尽管接受了抗逆转录病毒疗法(ART),人类免疫缺陷病毒感染者(PWH)发生炎症合并症的风险仍会增加,包括心血管疾病。肠道上皮损伤以及细菌脂多糖(LPS)或真菌β-d-葡聚糖(BDG)的易位会引发接受ART治疗的PWH体内的炎症。在本研究中,我们调查了肠道损伤和微生物易位标志物是否与无症状的接受ART治疗的PWH的心血管风险相关。
我们对来自加拿大HIV与衰老队列的93名接受ART治疗的PWH和52名40岁以上未感染对照者的血浆进行了横断面分析。参与者无心血管疾病,并接受了心脏计算机断层扫描(CT)以测量冠状动脉粥样硬化斑块总体积(TPV)。通过酶联免疫吸附测定法测量细菌LPS和肠道损伤标志物REG3α及I-FABP的水平。使用Fungitell测定法分析真菌BDG水平。

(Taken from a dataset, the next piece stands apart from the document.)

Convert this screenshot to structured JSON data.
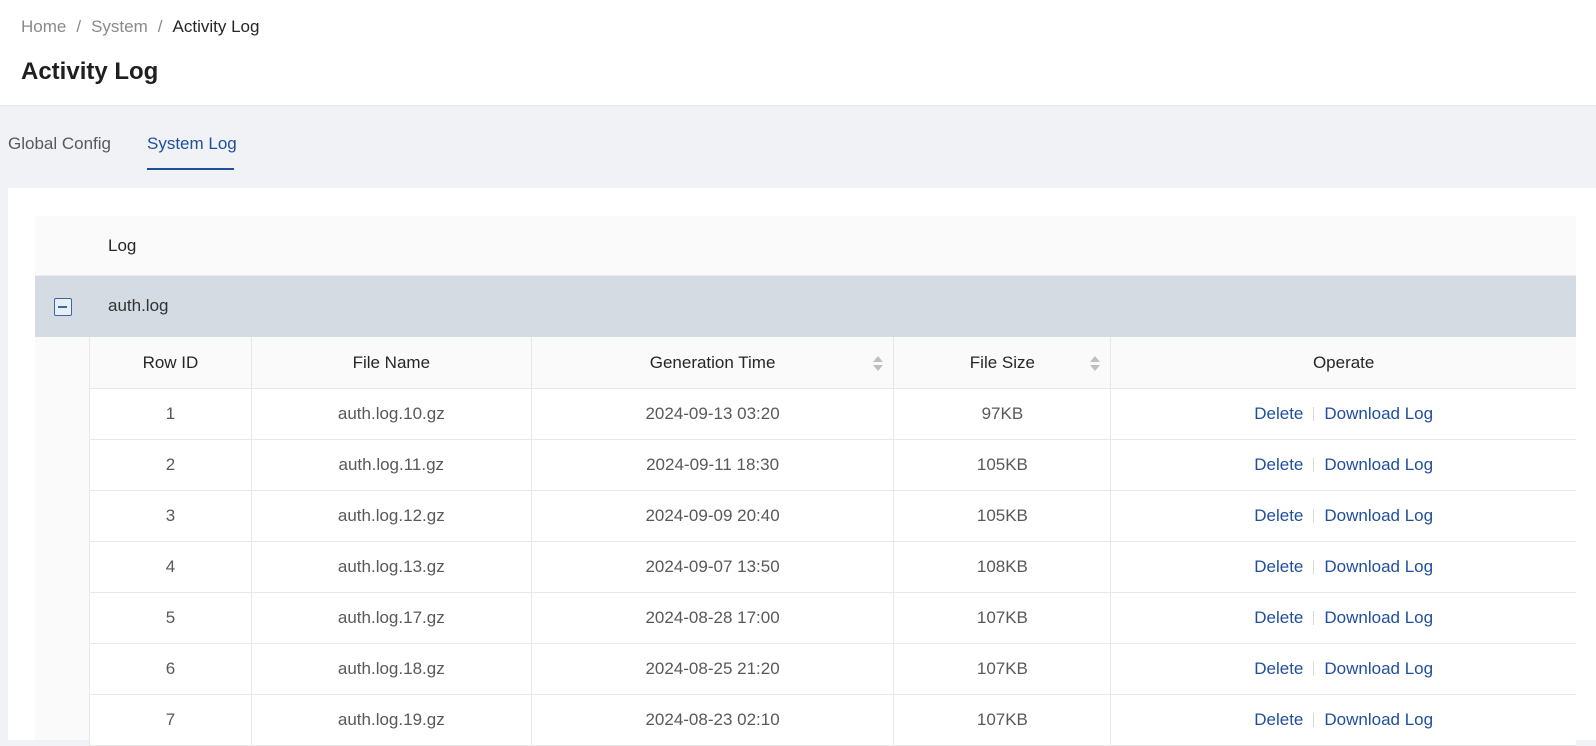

在患有冠状动脉斑块的接受ART治疗的PWH中,β-d-葡聚糖水平显著升高,而LPS水平未显著升高(P = 0.0007)。此外,BDG水平而非LPS水平与TPV相关(r = 0.26,P = 0.01)。肠道脂肪酸结合蛋白(I-FABP)水平而非REG-3α水平与TPV相关(r = 0.23,P = = 0.03)。然而,在有斑块的未感染对照者中,BDG和LPS水平并未升高。在多变量模型中,BDG水平升高与PWH中冠状动脉粥样硬化的存在独立相关,但与未感染对照者无关。
在接受ART治疗的PWH中,真菌BDG的易位与通过CT扫描成像评估的冠状动脉粥样硬化相关,提示存在一条导致心血管疾病的人类免疫缺陷病毒特异性途径。需要进一步研究以评估这种关联的因果关系。真菌产物的易位可能是预防接受ART治疗的PWH发生心血管疾病的一个治疗靶点。真菌产物β-D-葡聚糖的血浆水平而非细菌产物脂多糖的血浆水平,与接受抗逆转录病毒治疗的HIV感染者亚临床冠状动脉粥样硬化斑块的存在及大小相关,且独立于经典心血管危险因素。